Onde fazer o download do jogo
Você pode fazer o download do jogo a partir deste link aqui. Ele se está disponível na Steam e no Itch.io por R$ 16,90 no dia 16 de agosto de 2022.
Há também a versão Demo gratuita do jogo, que pode ser encontrada aqui.
Gameplay trailer
Conclusão
Prós
> Jogabilidade facilmente memorizável e fluída.
> Ambientação em 2D muito bem desenhada e com movimentos que soam muito naturais.

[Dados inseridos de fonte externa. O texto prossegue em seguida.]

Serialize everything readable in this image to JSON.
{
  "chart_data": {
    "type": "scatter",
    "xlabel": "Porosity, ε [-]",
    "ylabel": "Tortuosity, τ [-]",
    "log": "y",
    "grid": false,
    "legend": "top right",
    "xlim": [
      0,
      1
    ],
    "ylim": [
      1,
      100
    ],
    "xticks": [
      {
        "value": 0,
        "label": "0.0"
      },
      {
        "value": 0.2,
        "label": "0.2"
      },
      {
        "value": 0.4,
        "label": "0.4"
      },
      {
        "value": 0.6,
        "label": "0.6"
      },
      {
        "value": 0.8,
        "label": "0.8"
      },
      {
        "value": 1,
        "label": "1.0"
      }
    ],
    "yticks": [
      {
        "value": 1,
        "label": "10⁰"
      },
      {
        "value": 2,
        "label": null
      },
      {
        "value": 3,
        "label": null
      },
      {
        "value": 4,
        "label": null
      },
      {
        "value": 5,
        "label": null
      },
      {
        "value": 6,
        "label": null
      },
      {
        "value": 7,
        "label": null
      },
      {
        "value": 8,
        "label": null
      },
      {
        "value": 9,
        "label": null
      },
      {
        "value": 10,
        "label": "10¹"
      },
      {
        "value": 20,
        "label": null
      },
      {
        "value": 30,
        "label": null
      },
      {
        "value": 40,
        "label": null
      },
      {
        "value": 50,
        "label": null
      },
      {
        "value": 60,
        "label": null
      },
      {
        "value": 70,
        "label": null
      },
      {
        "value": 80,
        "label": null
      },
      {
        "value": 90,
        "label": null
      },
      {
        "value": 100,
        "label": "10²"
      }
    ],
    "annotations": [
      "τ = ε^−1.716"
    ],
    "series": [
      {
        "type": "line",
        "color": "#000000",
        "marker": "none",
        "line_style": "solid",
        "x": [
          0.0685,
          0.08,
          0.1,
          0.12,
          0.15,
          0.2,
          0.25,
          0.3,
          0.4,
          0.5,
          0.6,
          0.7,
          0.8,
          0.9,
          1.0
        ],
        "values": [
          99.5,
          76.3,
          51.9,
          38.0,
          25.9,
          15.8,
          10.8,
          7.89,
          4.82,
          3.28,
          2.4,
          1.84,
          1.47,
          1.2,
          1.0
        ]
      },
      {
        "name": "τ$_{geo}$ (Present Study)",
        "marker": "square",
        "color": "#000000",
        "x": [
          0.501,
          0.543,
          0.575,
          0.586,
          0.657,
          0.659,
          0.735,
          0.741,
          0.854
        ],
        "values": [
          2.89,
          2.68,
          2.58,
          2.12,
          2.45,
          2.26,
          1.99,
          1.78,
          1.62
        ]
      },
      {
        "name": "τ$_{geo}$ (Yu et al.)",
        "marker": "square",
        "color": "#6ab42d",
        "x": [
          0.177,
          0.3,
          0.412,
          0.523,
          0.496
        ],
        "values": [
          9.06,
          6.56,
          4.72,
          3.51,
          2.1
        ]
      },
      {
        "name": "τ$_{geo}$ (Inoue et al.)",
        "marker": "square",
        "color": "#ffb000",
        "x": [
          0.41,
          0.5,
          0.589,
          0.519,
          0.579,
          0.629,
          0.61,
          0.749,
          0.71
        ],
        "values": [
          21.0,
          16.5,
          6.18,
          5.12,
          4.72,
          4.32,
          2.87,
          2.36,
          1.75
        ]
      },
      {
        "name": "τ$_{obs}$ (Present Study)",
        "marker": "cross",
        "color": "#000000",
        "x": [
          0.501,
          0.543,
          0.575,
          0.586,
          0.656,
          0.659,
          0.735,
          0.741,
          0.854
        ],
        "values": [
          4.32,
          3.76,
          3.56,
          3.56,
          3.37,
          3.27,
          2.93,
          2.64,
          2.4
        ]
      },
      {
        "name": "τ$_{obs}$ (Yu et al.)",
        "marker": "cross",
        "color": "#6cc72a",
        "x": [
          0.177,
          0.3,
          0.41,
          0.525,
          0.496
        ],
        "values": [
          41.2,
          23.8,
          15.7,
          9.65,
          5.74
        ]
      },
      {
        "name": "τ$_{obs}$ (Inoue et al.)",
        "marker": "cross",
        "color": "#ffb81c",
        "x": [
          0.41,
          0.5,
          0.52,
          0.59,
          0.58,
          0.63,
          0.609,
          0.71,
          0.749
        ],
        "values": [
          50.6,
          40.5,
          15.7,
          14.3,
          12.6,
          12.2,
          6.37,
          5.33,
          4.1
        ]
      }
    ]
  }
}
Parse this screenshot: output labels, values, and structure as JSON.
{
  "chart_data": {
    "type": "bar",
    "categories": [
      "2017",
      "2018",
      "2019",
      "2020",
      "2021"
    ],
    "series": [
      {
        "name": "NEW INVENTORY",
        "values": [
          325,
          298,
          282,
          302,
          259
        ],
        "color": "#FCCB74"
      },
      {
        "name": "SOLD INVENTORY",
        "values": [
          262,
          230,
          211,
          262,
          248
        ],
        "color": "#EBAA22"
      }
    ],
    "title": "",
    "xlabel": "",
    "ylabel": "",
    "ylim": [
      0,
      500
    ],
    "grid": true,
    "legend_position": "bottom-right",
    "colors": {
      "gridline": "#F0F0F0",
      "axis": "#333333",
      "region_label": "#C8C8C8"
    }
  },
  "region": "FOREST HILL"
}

> Título fácil de se reaproveitar, com quatro personagens distintos para se jogar e vários desafios para cumprir.
> Um jogo com um ótimo trabalho de marketing que sabe muito bem como atender aos anseios do seu público-alvo, lhes dando exatamente o que prometeram - um meio de canalizar sua raiva com uma situação social e política através do entretenimento.
Contras
> Timing dos ataques oscila muito de um personagem para outro.
> Pequenos bugs no menu de pausa do mapa dificultam a transição entre personagens no modo single-player.
> A trama parece um album de New Metal dos anos 2000 ao preencher o sentimento coletivo dos jogadores em relação aos vilões, mas carece de alguma sustância que vá além da raiva.
Punhos de Repúdio é um jogo 100% brasileiro com uma boa jogabilidade e uma mensagem política e social relevante que expressa uma revolta coletiva dos tempos de pandemia. Ele consegue trazer o melhor dos clássicos Beat 'em Up para a nossa realidade e oferece uma experiência divertida para se jogar sozinho ou com outras pessoas.